I think I nailed it but I'm sure I didn't.

A very enjoyable evening out, despite the mid ride freezing from time to time.


Sunday, February 24, 2019

Train like a pro day 3 - Mates ride

Not the traditional pro today (and yesterday) but I did take all kit loaded out to the peak along with my trusty companion, Mr Landslide.

There was a fair quantity of haze around as we left the city on Saturday afternoon.
The Eastern Moors

We dawdled through the peak, dicking about taking pics and visiting stone circles before heading to The Robin Hood Inn, dined on fine lasagne and beer then went in search of a place to stay.

Papp'd

A poorly framed stone circle
 The accommodation was fine - flat, dry, comfortable. The company quiet, companionable and well organised.  We compared bivi notes.  I started off swathed in layers and had to de-layer in the night.  He started off delayered and had to add layers in the night.  My 1996 bivi bag really does give a fab night's sleep (not yet tested in the wet) as it is both snuggly, breathable and perfectly shaped for my form.
Basecamp

We went to sleep about 9pm then I got up for a faff, in search of allergy tablets, my outdoor allergies having been suppressed for some time by the virus, finally came to the fore of my failings again.  Sadly no allergy tabs on board so I went for a pee and that seemed to sort my chronic sneezing fit - an odd repair!

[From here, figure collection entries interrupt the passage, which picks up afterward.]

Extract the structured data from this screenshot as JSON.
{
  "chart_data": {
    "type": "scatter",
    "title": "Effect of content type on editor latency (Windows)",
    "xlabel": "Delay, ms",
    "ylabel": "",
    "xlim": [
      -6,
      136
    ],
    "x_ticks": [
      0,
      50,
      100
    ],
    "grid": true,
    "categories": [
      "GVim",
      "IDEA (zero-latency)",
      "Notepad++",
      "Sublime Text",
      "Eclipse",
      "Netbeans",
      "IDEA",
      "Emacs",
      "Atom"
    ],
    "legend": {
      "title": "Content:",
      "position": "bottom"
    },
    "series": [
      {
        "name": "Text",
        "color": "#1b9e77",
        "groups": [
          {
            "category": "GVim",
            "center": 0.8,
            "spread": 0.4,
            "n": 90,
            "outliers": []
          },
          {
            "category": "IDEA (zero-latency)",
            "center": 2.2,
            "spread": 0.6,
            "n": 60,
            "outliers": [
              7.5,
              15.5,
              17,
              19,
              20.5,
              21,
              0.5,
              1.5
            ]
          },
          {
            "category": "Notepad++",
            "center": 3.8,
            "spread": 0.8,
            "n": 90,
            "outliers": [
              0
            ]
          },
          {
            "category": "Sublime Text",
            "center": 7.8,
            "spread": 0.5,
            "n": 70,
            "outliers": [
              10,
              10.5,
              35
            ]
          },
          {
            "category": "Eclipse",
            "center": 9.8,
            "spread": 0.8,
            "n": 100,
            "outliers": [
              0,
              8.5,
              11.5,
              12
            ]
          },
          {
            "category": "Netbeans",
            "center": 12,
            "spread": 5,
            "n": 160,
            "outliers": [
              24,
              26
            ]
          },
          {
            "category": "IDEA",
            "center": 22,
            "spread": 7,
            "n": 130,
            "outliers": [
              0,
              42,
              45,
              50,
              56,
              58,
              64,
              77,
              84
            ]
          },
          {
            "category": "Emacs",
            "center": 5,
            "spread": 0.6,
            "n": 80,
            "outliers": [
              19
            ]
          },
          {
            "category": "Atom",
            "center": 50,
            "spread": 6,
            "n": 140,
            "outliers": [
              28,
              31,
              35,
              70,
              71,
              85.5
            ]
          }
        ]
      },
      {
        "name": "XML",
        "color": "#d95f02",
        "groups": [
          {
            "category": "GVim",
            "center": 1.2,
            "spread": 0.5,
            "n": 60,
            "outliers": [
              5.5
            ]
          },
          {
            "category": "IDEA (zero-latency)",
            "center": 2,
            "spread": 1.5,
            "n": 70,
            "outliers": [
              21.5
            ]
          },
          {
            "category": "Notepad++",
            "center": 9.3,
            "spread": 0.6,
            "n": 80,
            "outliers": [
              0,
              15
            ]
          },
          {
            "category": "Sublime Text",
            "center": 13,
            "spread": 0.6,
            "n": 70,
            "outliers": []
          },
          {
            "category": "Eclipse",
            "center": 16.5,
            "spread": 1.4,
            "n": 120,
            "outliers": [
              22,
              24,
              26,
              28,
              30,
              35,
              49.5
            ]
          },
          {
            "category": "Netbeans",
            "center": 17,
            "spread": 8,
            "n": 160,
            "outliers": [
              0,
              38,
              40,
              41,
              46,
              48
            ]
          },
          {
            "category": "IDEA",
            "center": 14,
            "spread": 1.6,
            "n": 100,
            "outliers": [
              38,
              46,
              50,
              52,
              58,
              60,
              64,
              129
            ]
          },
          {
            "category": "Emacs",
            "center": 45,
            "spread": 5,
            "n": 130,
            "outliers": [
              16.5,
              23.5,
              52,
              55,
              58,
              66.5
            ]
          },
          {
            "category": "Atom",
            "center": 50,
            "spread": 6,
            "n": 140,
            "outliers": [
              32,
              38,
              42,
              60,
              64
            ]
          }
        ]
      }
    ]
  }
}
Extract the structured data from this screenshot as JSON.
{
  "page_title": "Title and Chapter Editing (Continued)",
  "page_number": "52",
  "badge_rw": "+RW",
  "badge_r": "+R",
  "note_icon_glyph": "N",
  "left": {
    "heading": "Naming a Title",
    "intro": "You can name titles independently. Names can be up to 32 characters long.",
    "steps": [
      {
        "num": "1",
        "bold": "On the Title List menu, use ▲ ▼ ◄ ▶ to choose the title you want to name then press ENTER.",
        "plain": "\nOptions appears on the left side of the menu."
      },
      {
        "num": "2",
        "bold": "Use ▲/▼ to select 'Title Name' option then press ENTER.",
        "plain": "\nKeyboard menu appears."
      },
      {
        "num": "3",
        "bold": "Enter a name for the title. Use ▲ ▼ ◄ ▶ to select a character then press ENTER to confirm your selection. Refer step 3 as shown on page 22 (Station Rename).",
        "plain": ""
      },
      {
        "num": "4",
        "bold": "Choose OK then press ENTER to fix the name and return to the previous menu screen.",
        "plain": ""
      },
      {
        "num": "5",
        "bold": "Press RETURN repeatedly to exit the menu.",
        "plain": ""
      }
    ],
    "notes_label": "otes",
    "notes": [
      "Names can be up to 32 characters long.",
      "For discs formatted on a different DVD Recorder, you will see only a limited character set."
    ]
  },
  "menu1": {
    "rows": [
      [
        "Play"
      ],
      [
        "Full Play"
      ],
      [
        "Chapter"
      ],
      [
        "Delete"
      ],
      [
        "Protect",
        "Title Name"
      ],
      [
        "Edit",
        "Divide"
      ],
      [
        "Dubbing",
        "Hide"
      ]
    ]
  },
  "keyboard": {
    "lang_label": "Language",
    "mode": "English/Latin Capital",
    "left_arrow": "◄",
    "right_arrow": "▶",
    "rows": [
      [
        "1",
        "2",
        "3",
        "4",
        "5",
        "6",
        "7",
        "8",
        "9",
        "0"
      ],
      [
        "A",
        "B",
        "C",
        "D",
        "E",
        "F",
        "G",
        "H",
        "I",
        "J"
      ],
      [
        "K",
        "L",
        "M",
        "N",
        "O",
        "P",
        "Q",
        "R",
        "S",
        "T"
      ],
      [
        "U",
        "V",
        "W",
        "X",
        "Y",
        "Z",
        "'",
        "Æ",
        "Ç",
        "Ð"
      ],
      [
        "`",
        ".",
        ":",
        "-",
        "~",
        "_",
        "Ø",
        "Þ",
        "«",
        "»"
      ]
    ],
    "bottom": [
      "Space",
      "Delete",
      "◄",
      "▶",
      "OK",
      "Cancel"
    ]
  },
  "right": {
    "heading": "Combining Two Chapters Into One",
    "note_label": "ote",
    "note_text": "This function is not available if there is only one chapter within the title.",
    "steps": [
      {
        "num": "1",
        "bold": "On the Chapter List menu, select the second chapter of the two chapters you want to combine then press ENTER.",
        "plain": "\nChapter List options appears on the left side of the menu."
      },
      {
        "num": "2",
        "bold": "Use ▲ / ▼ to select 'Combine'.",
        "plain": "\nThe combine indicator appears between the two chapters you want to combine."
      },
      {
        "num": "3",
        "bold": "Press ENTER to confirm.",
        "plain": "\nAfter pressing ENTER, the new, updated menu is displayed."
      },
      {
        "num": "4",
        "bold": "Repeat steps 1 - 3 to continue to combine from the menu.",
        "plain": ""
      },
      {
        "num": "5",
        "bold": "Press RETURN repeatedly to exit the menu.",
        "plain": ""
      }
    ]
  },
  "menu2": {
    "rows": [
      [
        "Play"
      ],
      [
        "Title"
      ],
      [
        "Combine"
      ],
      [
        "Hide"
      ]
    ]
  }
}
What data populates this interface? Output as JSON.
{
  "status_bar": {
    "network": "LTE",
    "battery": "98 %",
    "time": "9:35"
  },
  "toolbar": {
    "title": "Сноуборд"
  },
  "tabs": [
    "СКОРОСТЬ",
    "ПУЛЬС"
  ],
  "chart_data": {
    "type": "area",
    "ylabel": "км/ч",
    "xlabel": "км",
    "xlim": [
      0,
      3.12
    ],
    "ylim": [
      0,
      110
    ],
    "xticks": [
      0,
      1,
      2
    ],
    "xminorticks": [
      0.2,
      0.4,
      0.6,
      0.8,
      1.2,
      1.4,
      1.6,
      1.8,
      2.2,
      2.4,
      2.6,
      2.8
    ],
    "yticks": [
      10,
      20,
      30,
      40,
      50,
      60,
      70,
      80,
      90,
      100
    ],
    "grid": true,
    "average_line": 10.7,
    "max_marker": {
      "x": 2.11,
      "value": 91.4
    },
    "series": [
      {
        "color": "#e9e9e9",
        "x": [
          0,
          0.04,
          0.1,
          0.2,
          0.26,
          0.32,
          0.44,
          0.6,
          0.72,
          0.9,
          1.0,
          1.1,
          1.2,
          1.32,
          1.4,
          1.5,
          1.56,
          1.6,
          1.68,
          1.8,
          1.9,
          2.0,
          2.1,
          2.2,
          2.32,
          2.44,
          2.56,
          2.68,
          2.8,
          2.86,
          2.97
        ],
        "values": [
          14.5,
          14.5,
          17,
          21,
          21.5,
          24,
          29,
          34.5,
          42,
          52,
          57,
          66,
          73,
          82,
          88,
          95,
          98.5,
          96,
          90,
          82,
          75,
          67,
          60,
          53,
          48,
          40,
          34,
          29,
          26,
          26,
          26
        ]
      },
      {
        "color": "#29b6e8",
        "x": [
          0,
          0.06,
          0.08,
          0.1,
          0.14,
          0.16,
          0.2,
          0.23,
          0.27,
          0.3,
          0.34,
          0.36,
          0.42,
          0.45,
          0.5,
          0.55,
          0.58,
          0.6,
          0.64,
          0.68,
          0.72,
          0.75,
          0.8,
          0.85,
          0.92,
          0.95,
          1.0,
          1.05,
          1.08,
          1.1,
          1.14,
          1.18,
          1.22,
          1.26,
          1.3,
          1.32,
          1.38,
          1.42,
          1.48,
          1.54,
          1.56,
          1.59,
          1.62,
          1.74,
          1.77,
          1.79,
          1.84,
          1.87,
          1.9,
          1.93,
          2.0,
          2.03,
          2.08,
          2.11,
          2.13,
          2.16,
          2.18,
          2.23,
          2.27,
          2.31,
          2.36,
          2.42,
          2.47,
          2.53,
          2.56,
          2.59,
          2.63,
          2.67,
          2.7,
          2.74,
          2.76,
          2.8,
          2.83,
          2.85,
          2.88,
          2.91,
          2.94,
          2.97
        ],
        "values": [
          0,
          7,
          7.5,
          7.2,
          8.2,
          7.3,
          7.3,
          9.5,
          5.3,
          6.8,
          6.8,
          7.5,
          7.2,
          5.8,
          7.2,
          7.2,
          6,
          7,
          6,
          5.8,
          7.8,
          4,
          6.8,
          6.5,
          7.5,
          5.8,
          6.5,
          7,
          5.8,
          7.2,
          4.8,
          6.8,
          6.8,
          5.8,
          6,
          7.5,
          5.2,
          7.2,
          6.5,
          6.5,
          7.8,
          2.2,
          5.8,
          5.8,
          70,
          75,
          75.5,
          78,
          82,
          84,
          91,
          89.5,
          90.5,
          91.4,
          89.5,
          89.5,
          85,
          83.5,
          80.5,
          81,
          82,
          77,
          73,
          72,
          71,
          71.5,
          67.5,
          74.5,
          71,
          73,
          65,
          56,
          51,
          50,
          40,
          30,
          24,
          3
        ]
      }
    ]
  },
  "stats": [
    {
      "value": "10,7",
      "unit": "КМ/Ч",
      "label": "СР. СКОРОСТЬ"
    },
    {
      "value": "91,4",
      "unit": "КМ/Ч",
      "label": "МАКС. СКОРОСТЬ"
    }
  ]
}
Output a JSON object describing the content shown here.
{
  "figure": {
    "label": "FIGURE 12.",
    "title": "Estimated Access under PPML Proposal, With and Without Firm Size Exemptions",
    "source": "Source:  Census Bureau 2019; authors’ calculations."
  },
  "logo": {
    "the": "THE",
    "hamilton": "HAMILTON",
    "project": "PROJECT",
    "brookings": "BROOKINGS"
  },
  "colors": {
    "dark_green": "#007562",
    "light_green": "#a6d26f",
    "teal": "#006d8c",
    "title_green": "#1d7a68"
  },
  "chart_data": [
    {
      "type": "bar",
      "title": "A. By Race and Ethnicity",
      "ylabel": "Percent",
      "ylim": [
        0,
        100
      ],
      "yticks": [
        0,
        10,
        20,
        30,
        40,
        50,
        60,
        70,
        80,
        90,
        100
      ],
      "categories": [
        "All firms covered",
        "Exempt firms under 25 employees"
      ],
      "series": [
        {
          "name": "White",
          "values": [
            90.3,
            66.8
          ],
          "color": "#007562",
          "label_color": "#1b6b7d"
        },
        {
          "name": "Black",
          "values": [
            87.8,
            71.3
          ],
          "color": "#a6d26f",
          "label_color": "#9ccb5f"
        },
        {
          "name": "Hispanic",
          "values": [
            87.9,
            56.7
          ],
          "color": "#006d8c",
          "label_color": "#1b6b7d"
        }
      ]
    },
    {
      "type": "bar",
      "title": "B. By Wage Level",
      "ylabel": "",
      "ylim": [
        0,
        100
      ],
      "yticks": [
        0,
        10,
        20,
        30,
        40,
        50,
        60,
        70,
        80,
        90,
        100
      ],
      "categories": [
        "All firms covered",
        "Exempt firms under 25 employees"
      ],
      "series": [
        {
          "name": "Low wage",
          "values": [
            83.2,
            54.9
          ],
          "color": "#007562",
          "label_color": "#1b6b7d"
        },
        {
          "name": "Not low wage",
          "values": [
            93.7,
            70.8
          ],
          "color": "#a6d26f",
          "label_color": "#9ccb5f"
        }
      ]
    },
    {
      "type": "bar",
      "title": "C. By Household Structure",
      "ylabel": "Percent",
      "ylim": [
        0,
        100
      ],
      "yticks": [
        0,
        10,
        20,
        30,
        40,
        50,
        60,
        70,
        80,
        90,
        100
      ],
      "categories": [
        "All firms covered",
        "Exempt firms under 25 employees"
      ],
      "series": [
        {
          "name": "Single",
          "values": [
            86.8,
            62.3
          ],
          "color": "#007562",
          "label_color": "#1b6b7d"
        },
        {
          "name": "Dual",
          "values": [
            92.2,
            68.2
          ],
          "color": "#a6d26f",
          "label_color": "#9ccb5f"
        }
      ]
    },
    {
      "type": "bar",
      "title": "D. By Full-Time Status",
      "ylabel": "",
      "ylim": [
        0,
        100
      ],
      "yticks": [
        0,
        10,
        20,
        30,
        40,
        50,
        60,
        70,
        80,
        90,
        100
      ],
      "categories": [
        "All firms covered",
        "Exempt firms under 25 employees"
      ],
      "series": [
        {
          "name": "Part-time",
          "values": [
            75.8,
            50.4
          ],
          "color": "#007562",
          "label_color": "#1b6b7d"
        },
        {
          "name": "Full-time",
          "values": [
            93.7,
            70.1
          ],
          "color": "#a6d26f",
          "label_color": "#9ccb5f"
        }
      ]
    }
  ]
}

I slept through till 6:30 when birdsong and squawking pheasants woke me up.  The sunrise was fine, when we got up and got riding, the temperature inversion finer.  We brewed porridge and coffee then set off on day 2.





More stone circles and burial grounds were visited.  Once we dropped into the valley, temperatures plummeted and gloves were added.  Second breakfast was served in the Edensor caf at Chatsworth.  Very fine heated building with Pork Products.  After we climbed again, we had third breakfast at Longshaw sitting outside eating ice-cream and having more conversations than we'd bargained for.

We went out separate ways at the Foxhouse Inn as I set off for Houndkirk and Landslide headed over Blacka to do family time.

There may be no pro's in this sport but that's the best value training I've had all week.